Felizmente, a administração, que é tão ciência quanto medicina ou química, tem sido cada vez mais valorizada em todas as áreas. O médico já notou que, para que sua carreira decole, ele precisa planejá-la bem, e prestar atenção a outros saberes além daqueles que lhe permitem fazer um bom diagnóstico e conduzir uma boa terapêutica. Proliferam programas de TV em que um chef renomado vai tentar salvar um restaurante quase falido, e o que encontra lá, que está levando o estabelecimento à ruina, não tem nada a ver com a culinária. O problema é má gestão, falta de liderança e planejamento e organização capenga. Faltam processos, não receitas.

A organização

As consultorias administrativas estão saindo do âmbito das corporações e vindo para as casas. Especialistas em organização de armários, em planejamento financeiro, em assessoria para viagens, estão disponíveis para todos, e é impressionante como ajudam. E não apenas porque resolvem questões imediatas e dão direcionamento para o futuro, mas porque ajudam a criar a “cultura da organização”, que, uma vez incorporada, será para sempre.

Quando era estudante de medicina, uma das tarefas que me agradavam no Hospital de Clínicas da Universidade Federal do Paraná era o de instrumentador cirúrgico – desdenhada pela maioria dos colegas, que queriam atuar como auxiliares do cirurgião diretamente no campo operatório. Eu me sentia bem organizando a mesa de instrumentos. Hoje essa função é uma especialidade sofisticada dentro de um hospital.

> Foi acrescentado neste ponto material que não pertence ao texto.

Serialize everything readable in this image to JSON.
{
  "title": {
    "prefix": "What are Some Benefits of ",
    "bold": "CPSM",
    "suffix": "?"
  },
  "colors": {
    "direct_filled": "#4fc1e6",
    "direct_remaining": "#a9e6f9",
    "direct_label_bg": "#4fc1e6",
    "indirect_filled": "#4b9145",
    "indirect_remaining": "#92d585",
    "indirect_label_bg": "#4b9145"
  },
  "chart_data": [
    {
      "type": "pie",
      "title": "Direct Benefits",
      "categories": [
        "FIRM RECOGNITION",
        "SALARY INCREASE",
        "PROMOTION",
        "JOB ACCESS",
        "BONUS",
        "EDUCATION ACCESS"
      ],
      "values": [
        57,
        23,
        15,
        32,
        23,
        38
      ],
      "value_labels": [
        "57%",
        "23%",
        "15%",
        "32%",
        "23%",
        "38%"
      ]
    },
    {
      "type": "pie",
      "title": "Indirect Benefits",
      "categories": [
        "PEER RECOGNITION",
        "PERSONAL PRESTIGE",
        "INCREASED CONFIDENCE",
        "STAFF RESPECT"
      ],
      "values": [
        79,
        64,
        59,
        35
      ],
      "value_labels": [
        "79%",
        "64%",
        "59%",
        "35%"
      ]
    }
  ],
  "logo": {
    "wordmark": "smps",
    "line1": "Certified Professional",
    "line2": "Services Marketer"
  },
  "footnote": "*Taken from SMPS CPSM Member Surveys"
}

Eu gostava de estudar previamente qual seria a cirurgia, para então providenciar todos os instrumentos que, possivelmente, o cirurgião precisaria. E adorava me antecipar, já ficando com aquela pinça que ele pediria na sequência, na mão, pronta para ser entregue. No final da operação, a mesa de instrumentos estava impecável e tão limpa e organizada quanto no começo da cirurgia. Isso me valia pontos.

Hoje, olhando minha vida em retrospectiva, como quem passa um filme ao contrário, vejo que os problemas que tive, os insucessos, as dificuldades, tiveram muito menos a ver com o que eu fazia – que em geral era bem feito –, e muito mais com falta de planejamento, organização e controle. Os temas da gestão, a começar pelas finanças. Quantas vezes percebi que deveria ter organizado minha vida como aquela mesa de instrumentos, que me dava tanto orgulho.

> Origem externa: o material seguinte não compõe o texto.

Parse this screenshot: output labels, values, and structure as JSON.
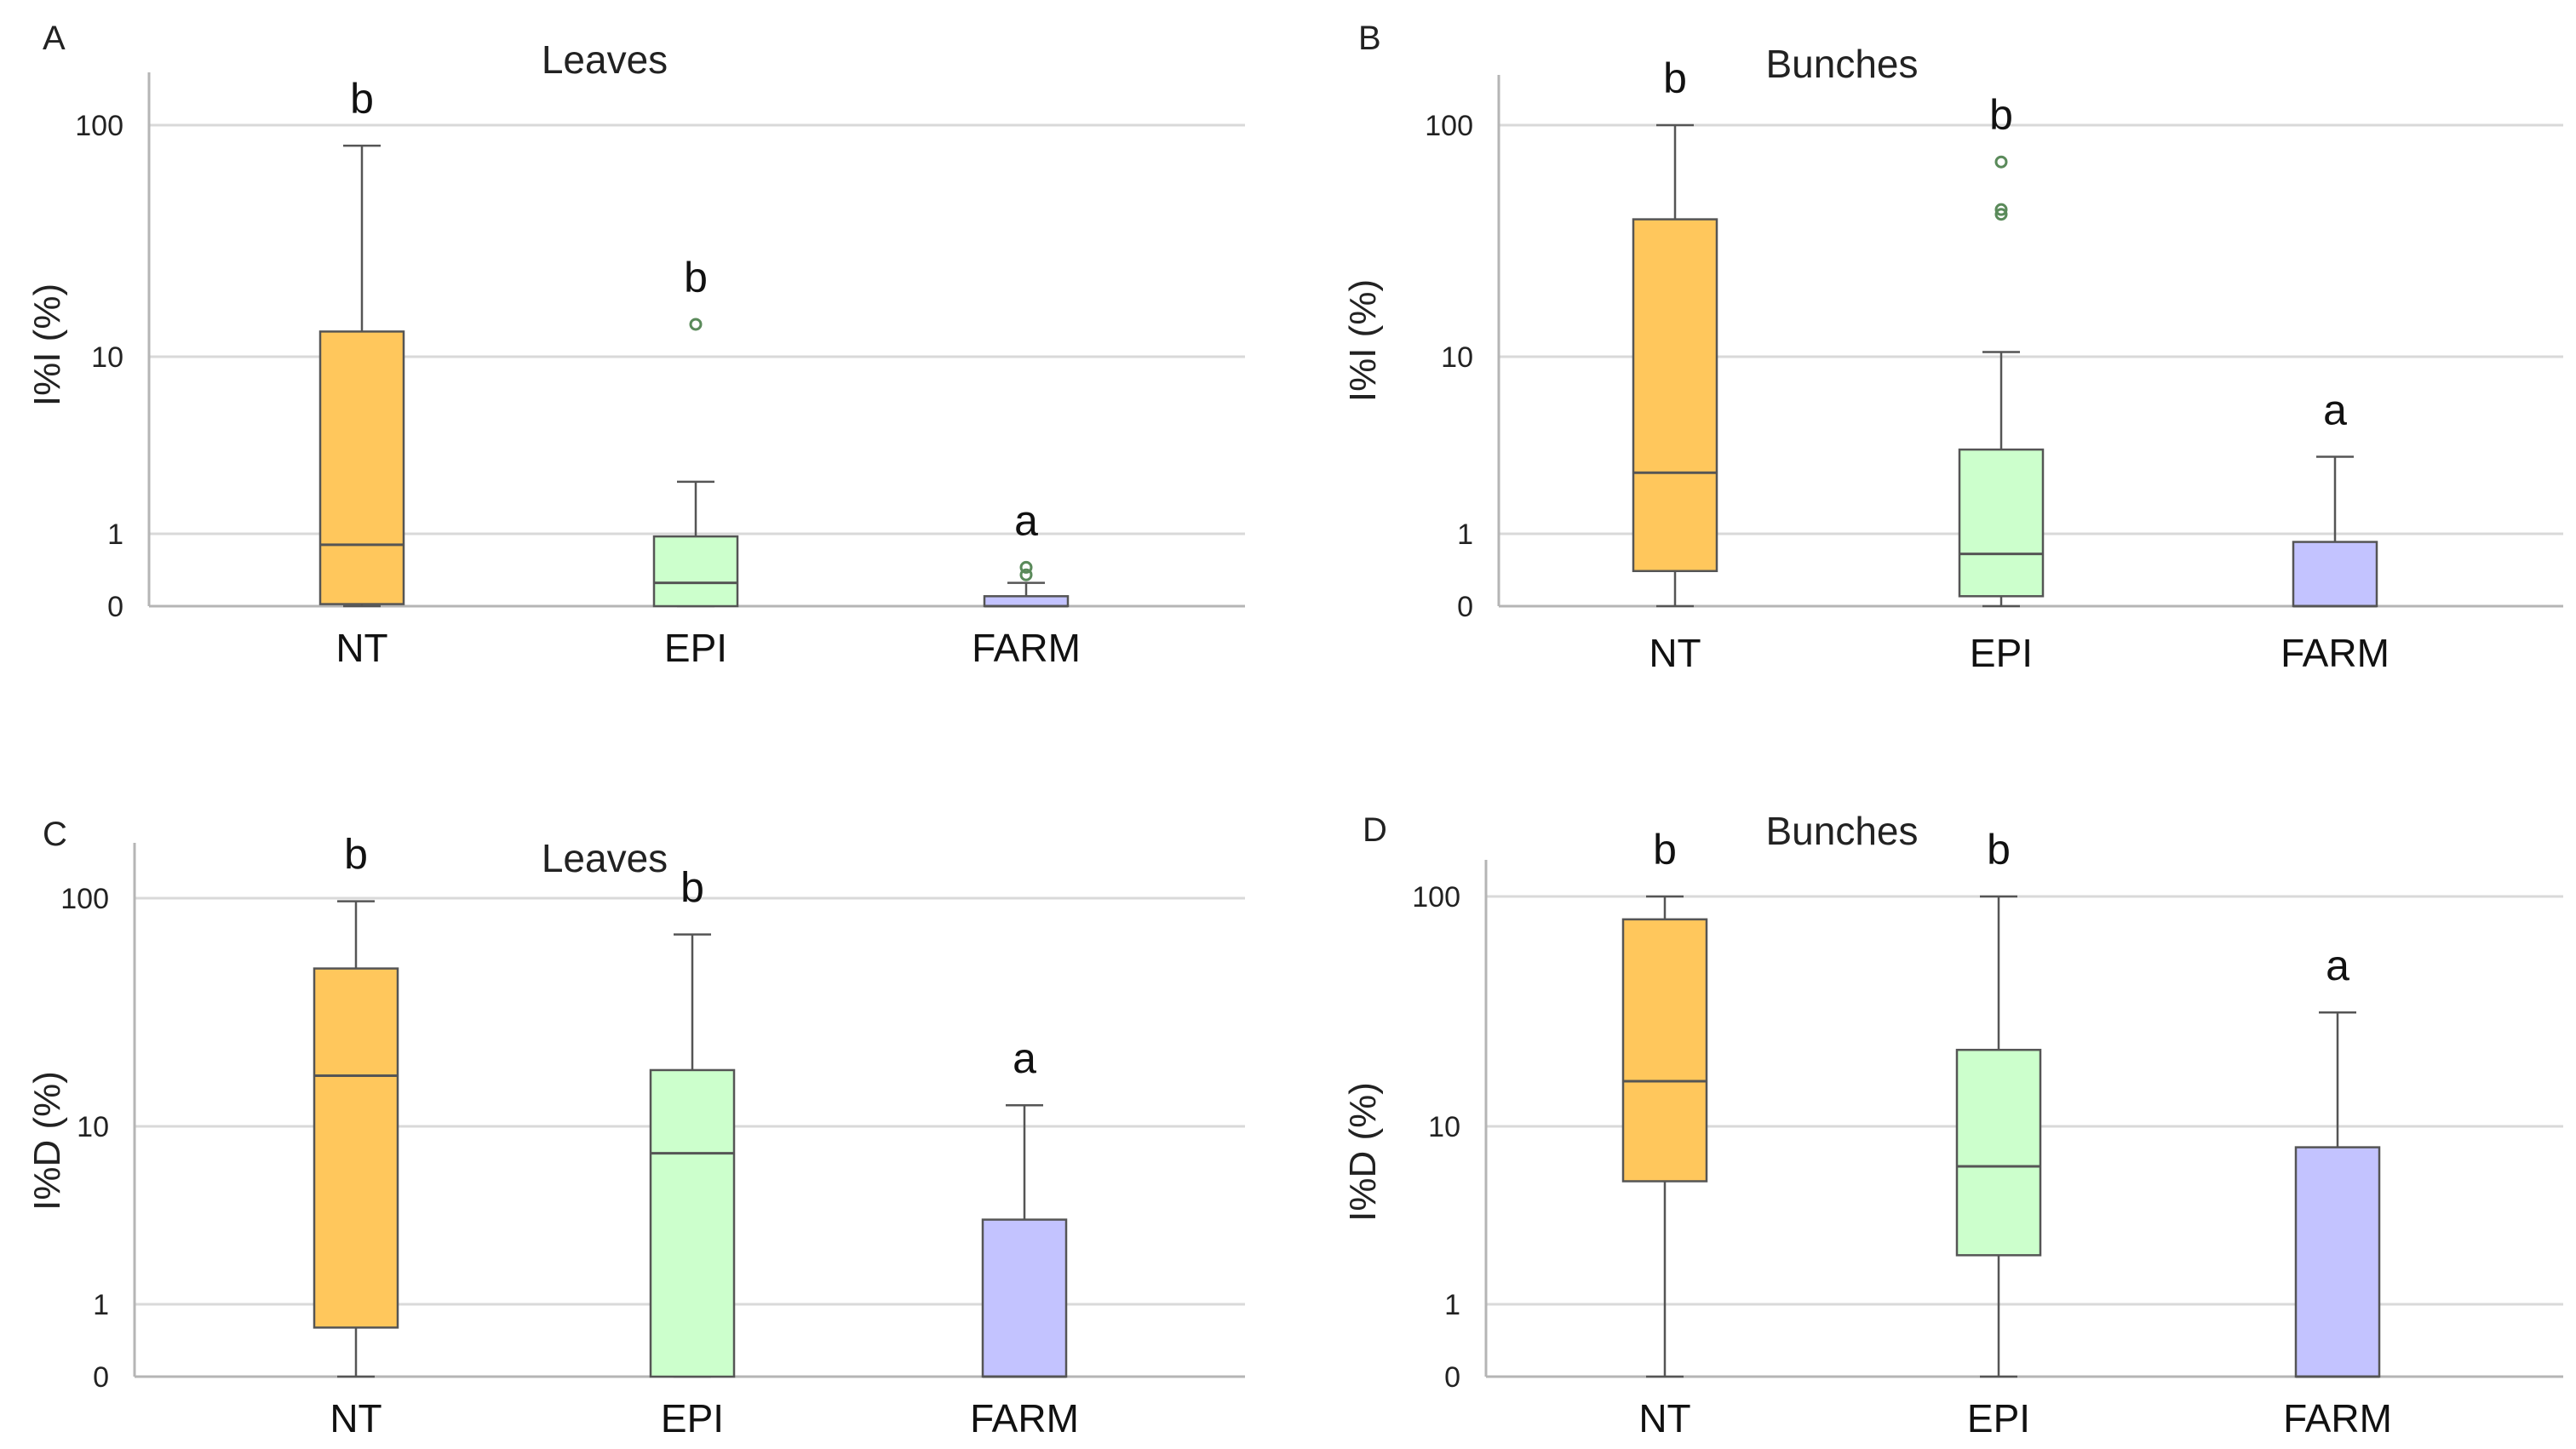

Planejar bem, improvisar melhor

Ok, eu sei que a vida é imprevisível, que tudo muda, que de pouco adianta planejar tudo certinho sem combinar com o resto do universo. Realmente, a mudança faz parte da realidade, e não podemos desprezá-la. Mas, veja bem, ela é dado de planejamento. Planejando bem ainda somos tomados de surpresa pelas mudanças, imagine não planejando. “Precisamos planejar bem para poder improvisar melhor”, disse Winston Churchill em uma de suas frases de efeito que entraram para a história.

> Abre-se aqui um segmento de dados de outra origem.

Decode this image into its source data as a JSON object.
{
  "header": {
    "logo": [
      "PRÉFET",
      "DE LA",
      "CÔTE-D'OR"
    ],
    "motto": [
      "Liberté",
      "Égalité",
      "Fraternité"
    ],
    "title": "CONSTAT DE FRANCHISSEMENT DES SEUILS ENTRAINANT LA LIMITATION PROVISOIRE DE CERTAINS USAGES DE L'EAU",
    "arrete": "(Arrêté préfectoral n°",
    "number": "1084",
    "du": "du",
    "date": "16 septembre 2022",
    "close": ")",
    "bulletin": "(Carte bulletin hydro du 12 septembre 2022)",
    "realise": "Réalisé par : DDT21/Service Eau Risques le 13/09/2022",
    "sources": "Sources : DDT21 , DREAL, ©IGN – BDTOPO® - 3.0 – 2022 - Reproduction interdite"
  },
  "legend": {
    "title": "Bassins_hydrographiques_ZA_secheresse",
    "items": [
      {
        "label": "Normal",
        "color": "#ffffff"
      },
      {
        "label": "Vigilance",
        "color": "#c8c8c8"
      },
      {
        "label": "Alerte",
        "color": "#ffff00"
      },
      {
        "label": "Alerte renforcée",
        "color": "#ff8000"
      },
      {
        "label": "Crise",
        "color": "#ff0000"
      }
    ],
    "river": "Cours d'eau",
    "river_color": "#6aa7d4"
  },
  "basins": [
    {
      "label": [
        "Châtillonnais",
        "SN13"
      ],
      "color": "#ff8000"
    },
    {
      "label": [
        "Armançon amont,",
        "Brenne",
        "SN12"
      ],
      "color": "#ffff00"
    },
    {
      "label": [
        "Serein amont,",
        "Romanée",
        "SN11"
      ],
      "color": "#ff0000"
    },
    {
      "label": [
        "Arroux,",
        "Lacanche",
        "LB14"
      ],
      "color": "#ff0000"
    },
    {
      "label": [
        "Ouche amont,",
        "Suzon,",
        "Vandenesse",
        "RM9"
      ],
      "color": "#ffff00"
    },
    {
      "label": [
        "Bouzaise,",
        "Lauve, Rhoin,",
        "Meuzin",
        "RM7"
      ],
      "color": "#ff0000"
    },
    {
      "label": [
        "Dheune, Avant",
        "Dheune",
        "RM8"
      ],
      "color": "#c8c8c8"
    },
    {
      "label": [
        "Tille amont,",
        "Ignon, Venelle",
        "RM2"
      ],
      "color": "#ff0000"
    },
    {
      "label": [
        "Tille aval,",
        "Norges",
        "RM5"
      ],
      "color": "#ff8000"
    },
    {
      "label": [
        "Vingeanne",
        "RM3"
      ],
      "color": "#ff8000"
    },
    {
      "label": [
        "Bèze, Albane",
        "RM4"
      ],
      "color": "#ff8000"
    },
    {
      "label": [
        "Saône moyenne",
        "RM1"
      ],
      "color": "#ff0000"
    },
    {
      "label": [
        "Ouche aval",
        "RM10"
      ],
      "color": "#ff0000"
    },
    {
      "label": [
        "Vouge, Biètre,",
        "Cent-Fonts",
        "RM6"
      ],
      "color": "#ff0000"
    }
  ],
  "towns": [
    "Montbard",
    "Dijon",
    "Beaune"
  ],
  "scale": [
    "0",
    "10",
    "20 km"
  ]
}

Sempre que algo parece fugir de controle em minha vida, me lembro de minha mesa de instrumentos. Bisturis com suas lâminas, tesouras com suas aplicações, pinças, afastadores, cauterizadores, gazes, algodão, toda a variedade de objetos que salvam vidas está ali, a postos, bastando o cirurgião abrir a mão para recebê-los. Qualquer confusão pode provocar atraso, mal-estar, insucesso. Minha mesa de instrumentos da vida cresceu. Organizá-la passou a ser uma tarefa cada vez mais complexa e, por isso mesmo, ainda mais importante.

*Os textos de colunistas não refletem, necessariamente, a opinião de Vida Simples.